Liverpool mène largement Galatasaray à Anfield, porté par un plan de jeu agressif en 4-3-1-2 d’Arne Slot contre le 4-2-3-1 d’Okan Buruk. Le 1-0 à la pause, puis l’avalanche de buts après la 51e minute, traduisent une domination structurelle plus que circonstancielle.
Audit défensif
La ligne défensive de Liverpool est clairement dessinée : Miloš Kerkez à gauche, Virgil van Dijk axe gauche, Ibrahima Konaté axe droit et Jeremie Frimpong à droite devant Alisson. Avec 32 tirs concédés à l’adversaire, Galatasaray a subi une pression constante ; Liverpool a monopolisé le ballon (62 % de possession) et a compressé le bloc turc dans son propre camp. Liverpool a vu 6 de ses tentatives bloquées par l’opposition (shots against), signe d’un siège permanent autour de la surface d’Uğurcan Çakır, auteur de 11 arrêts.
En face, la ligne de Galatasaray était composée d’Ismail Jakobs à gauche, Abdülkerim Bardakcı axe gauche, Wilfried Singo axe droit et Sacha Boey à droite devant Uğurcan Çakır. Galatasaray a vu 1 de ses tentatives bloquée par l’opposition (shots against), mais avec seulement 4 tirs au total et 1 cadré, la menace offensive est restée minimale. L’absence de cartons pour les deux équipes, malgré 15 fautes de Liverpool et 7 de Galatasaray, montre un match intense mais maîtrisé sur le plan disciplinaire.

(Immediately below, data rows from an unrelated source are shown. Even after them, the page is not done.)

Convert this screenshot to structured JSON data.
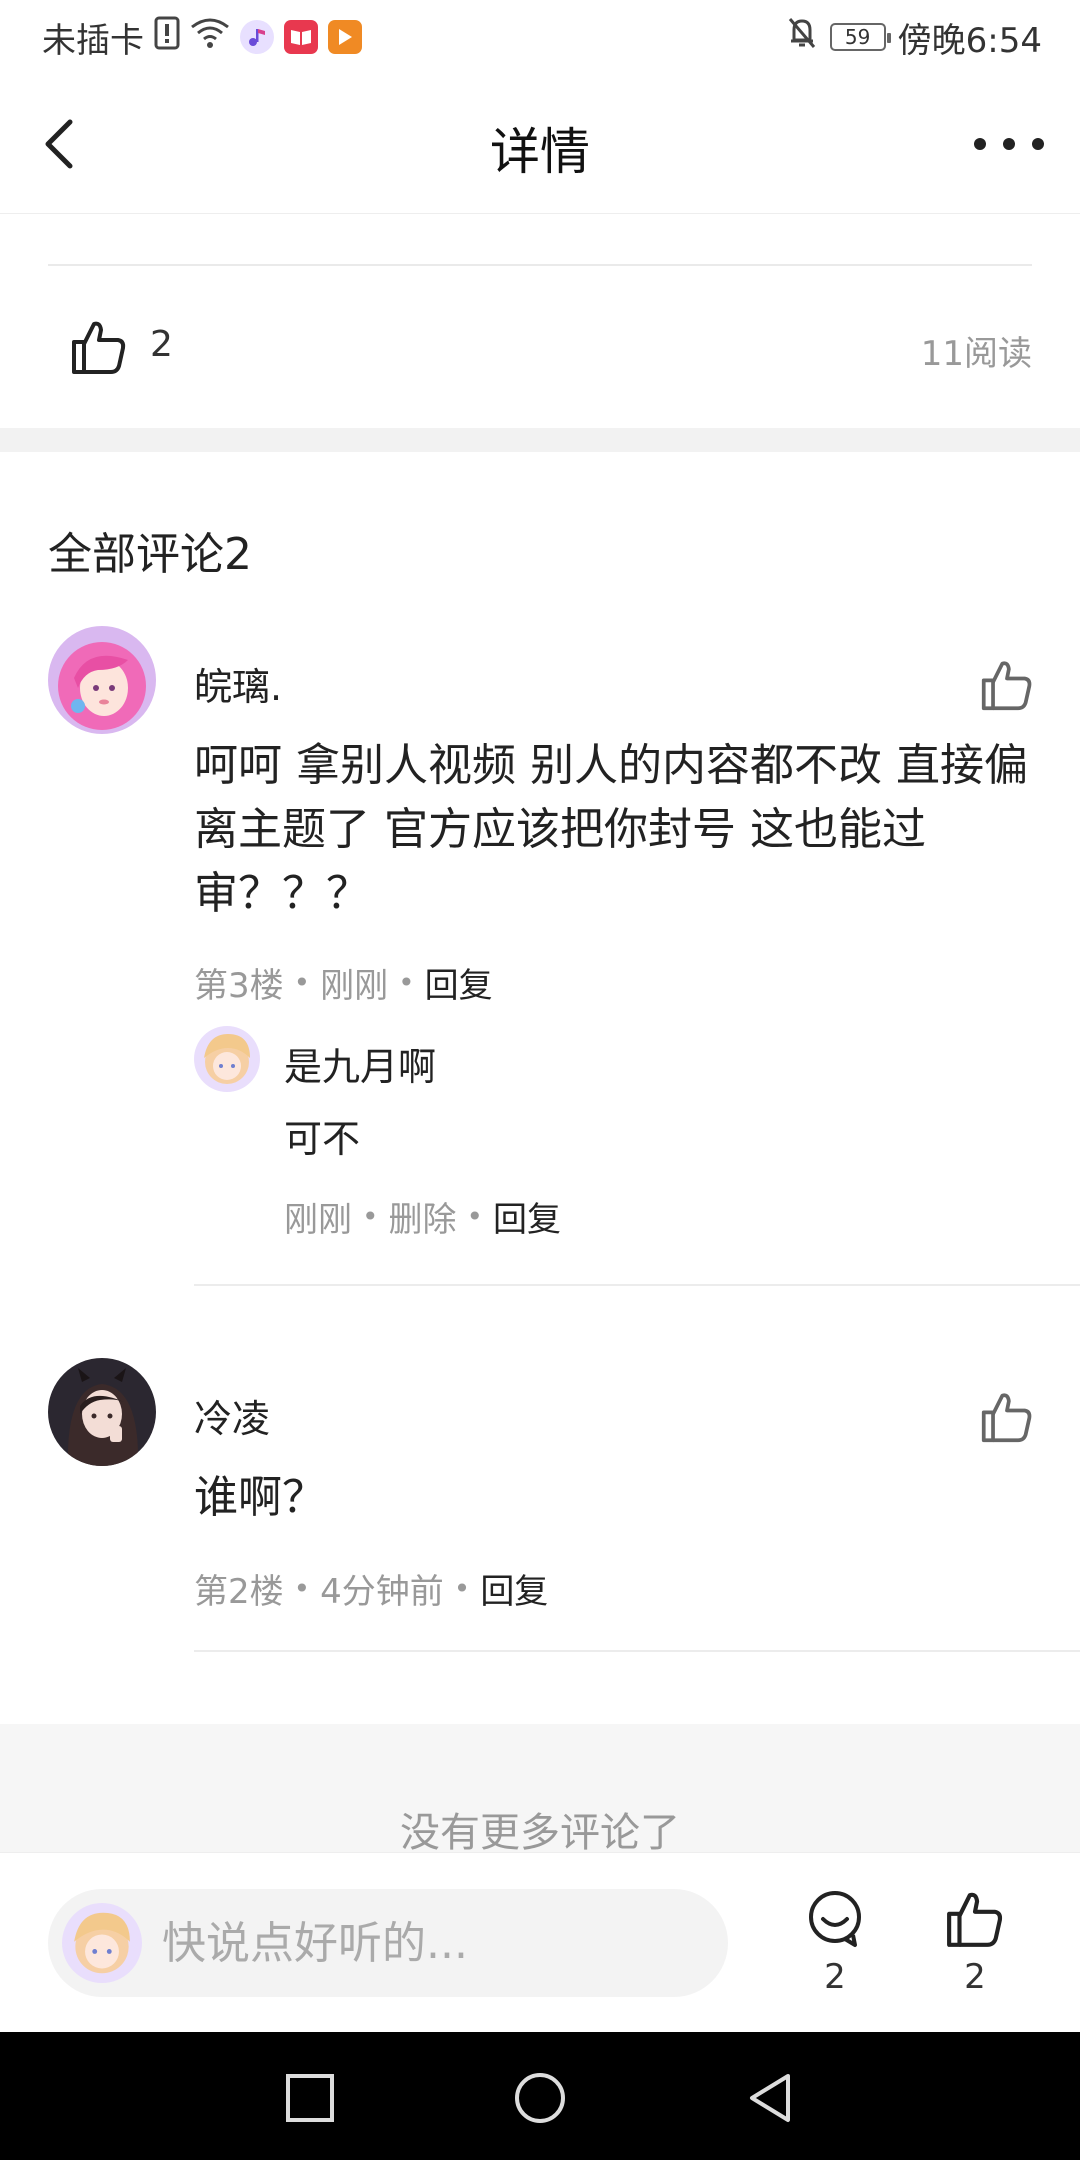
{
  "status_bar": {
    "carrier": "未插卡",
    "battery": "59",
    "time": "傍晚6:54",
    "icons": [
      "sim-alert-icon",
      "wifi-icon",
      "music-app-icon",
      "book-app-icon",
      "video-app-icon",
      "mute-bell-icon",
      "battery-icon"
    ]
  },
  "header": {
    "title": "详情",
    "back_icon": "back-arrow-icon",
    "more_icon": "more-dots-icon"
  },
  "post_stats": {
    "like_count": "2",
    "read_count": "11阅读"
  },
  "comments_section": {
    "title": "全部评论2",
    "end_text": "没有更多评论了",
    "comments": [
      {
        "name": "皖璃.",
        "text": "呵呵 拿别人视频  别人的内容都不改  直接偏离主题了 官方应该把你封号  这也能过审？？？",
        "floor": "第3楼",
        "time": "刚刚",
        "reply_label": "回复",
        "replies": [
          {
            "name": "是九月啊",
            "text": "可不",
            "time": "刚刚",
            "delete_label": "删除",
            "reply_label": "回复"
          }
        ]
      },
      {
        "name": "冷凌",
        "text": "谁啊？",
        "floor": "第2楼",
        "time": "4分钟前",
        "reply_label": "回复",
        "replies": []
      }
    ]
  },
  "input_bar": {
    "placeholder": "快说点好听的...",
    "comment_count": "2",
    "like_count": "2"
  },
  "colors": {
    "text_primary": "#222222",
    "text_secondary": "#999999",
    "background_band": "#f2f2f2",
    "nav_bar": "#000000"
  }
}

Engine room et animation offensive
Le cœur du jeu de Liverpool, avec Dominik Szoboszlai, Ryan Gravenberch, Florian Wirtz et Alexis Mac Allister, a dicté le tempo. Le 1-0 vient à la 25e minute : D. Szoboszlai, servi par A. Mac Allister, profite de la supériorité numérique entre les lignes. En seconde période, la pression s’accentue : à 51', H. Ekitiké conclut une action lancée par M. Salah, puis à 53' R. Gravenberch marque sans assistance, illustrant la capacité des milieux à se projeter.
À 62', M. Salah est cette fois servi par F. Wirtz pour un nouveau but, symbole d’une connexion fluide entre le milieu créatif et l’attaque. Les changements de Liverpool interviennent tard, une fois le match contrôlé : à 67' J. Frimpong cède sa place à Curtis Jones, puis à 74' M. Salah est remplacé par Cody Gakpo. Un triple changement à 89' (H. Ekitiké pour Federico Chiesa, R. Gravenberch pour Trey Nyoni, F. Wirtz pour Rio Ngumoha) sert surtout à gérer les efforts.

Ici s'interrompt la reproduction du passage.